Explicit Quantum Circuits for Simulating Linear Differential Equations via Dilation
Seonggeun Park
TL;DR
This work addresses simulating linear ODEs with non-Hermitian generators by embedding the dynamics into a unitary dilation and then realizing this dilation on quantum hardware. It develops a concrete SBP-based discretization $F_h$ that becomes exactly skew-Hermitian in the $\ell^2$ sense, enabling exact moment conditions and a provable global error bound of $O(M^{-3/2})$ (plus boundary effects). The authors then construct an end-to-end quantum circuit framework using LCU, QSVT, and QFT-adder techniques to prepare the ancillary state $|r_h\rangle$, block-encode the dilated Hamiltonian, and perform the evaluation step with postselection and amplitude amplification.
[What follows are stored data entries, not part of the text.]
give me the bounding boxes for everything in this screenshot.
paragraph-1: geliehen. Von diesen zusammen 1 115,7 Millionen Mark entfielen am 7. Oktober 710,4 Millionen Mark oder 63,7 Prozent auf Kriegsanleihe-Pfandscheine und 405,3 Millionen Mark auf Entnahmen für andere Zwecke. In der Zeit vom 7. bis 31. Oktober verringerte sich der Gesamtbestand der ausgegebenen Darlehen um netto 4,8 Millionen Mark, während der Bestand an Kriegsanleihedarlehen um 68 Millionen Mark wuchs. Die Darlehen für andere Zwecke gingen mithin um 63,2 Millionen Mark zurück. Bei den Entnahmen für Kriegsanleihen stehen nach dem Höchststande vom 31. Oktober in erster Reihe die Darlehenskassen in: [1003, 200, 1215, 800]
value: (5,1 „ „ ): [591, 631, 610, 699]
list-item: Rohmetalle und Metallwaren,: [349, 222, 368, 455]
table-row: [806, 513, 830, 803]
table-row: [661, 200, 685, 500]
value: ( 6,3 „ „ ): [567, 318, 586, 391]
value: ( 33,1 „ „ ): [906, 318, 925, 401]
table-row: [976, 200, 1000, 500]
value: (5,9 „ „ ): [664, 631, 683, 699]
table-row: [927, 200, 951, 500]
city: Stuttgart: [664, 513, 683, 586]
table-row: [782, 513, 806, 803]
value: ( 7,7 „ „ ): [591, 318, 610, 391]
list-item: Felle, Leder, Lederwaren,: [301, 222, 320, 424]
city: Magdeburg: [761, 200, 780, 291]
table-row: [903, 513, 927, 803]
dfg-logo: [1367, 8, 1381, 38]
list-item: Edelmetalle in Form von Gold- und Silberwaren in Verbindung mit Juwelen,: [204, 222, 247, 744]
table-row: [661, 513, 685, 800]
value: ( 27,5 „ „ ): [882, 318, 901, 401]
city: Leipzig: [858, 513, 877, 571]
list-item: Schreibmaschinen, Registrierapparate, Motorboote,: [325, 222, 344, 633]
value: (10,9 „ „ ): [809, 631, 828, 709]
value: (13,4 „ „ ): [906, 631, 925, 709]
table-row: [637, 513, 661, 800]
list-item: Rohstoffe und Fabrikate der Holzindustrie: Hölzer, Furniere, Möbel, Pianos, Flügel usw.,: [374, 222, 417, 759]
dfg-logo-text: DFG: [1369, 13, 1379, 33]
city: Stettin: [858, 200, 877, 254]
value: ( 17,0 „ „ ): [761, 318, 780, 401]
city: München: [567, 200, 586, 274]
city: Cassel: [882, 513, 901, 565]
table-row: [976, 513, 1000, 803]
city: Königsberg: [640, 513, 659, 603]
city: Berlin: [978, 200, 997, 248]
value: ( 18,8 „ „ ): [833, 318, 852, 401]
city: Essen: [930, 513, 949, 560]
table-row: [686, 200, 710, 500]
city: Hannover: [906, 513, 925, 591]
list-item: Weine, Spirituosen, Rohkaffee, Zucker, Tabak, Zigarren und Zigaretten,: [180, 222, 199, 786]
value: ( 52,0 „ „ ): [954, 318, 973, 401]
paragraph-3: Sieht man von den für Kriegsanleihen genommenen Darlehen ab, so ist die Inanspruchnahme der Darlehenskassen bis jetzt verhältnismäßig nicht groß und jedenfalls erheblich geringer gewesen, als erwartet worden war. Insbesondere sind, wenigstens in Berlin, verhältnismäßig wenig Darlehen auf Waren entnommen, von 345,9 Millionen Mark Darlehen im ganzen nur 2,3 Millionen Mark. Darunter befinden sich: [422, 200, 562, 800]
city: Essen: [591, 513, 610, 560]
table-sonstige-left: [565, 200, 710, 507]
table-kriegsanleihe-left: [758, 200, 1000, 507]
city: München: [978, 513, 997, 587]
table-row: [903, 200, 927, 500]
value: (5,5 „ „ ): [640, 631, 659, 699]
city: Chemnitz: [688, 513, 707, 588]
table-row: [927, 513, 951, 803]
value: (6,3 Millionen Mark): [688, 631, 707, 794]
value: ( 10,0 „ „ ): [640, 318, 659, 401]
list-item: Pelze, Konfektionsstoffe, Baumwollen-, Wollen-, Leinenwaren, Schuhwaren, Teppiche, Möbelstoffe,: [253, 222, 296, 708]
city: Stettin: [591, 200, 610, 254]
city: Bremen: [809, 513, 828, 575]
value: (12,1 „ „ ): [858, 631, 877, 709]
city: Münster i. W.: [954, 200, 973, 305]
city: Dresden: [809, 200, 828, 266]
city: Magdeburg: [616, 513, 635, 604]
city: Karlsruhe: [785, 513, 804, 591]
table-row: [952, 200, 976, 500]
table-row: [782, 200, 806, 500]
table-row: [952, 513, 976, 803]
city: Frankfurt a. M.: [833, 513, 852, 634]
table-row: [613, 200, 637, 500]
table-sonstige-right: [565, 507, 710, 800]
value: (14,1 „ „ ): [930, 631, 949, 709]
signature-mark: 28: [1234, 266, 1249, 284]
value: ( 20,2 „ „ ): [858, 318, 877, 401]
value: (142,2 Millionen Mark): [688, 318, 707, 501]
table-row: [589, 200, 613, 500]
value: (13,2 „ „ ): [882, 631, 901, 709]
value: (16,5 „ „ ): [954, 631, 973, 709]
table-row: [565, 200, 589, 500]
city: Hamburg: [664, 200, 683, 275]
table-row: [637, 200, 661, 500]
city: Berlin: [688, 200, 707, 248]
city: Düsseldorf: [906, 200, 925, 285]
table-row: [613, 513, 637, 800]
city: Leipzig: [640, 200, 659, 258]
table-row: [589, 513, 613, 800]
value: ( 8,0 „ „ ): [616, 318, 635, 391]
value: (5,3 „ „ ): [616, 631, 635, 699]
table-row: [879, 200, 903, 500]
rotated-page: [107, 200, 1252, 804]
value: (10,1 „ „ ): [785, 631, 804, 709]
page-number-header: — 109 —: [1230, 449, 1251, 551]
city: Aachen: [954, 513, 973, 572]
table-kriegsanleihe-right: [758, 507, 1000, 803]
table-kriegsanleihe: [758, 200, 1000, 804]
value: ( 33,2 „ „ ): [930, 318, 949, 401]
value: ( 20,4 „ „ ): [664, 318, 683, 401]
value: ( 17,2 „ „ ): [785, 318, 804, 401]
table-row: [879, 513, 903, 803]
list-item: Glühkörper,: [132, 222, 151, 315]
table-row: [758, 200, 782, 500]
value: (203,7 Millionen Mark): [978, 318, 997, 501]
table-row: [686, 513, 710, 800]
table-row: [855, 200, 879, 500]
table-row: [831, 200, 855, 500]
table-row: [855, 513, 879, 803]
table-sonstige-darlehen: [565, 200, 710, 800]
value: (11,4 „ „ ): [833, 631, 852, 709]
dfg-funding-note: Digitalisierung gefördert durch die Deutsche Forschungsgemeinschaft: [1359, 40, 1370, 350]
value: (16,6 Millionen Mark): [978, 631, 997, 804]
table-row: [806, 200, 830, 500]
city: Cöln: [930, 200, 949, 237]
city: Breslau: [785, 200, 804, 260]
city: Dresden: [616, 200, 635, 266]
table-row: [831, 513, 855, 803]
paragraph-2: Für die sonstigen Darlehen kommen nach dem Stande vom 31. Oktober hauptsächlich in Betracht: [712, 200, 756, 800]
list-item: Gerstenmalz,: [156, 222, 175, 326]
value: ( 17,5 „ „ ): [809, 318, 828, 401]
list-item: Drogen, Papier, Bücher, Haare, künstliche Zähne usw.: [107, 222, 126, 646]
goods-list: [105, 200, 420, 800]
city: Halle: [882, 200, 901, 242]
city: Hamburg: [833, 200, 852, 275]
They provide explicit circuit primitives, analyze resource requirements (scaling between $O(\log M)$ and $O((\log M)^2)$ for different stages), and discuss practical implications for dissipative PDEs and open quantum systems, while acknowledging limitations and avenues for refinement and experimental validation.
Abstract
Quantum simulation has primarily focused on unitary dynamics, while many physical and engineering systems can be modeled by linear ordinary differential equations whose generators include non-Hermitian terms. Recent studies have shown that such equations, which give rise to nonunitary dynamics, can be embedded into a larger unitary framework via dilation techniques. However, their concrete realization on quantum circuits remains underexplored. In this paper we present a concrete pipeline that connects the dilation formalism with explicit quantum circuit constructions. On the analytical side, building on the recent dilation framework, we introduce a discretization of the continuous dilation operator that is tailored for quantum implementation. This construction ensures an exactly skew-Hermitian ancillary generator, which allows the moment conditions to be satisfied without imposing artificial constraints. We prove that the resulting scheme achieves a global error bound of order $O(M^{-3/2})$, up to exponentially small boundary effects. This error can be suppressed by refining the discretization, where $M$ denotes the discretization parameter. On the algorithmic side, we demonstrate that the dilation triple $(F_h, |r_h\rangle, \langle l_h|)$ can be efficiently implemented on quantum circuits. Using linear combinations of unitaries, QFT-adder operators, and quantum singular value transformation, the framework requires resources ranging from $O(\log M)$ to $O((\log M)^2)$, depending on the stage of the pipeline.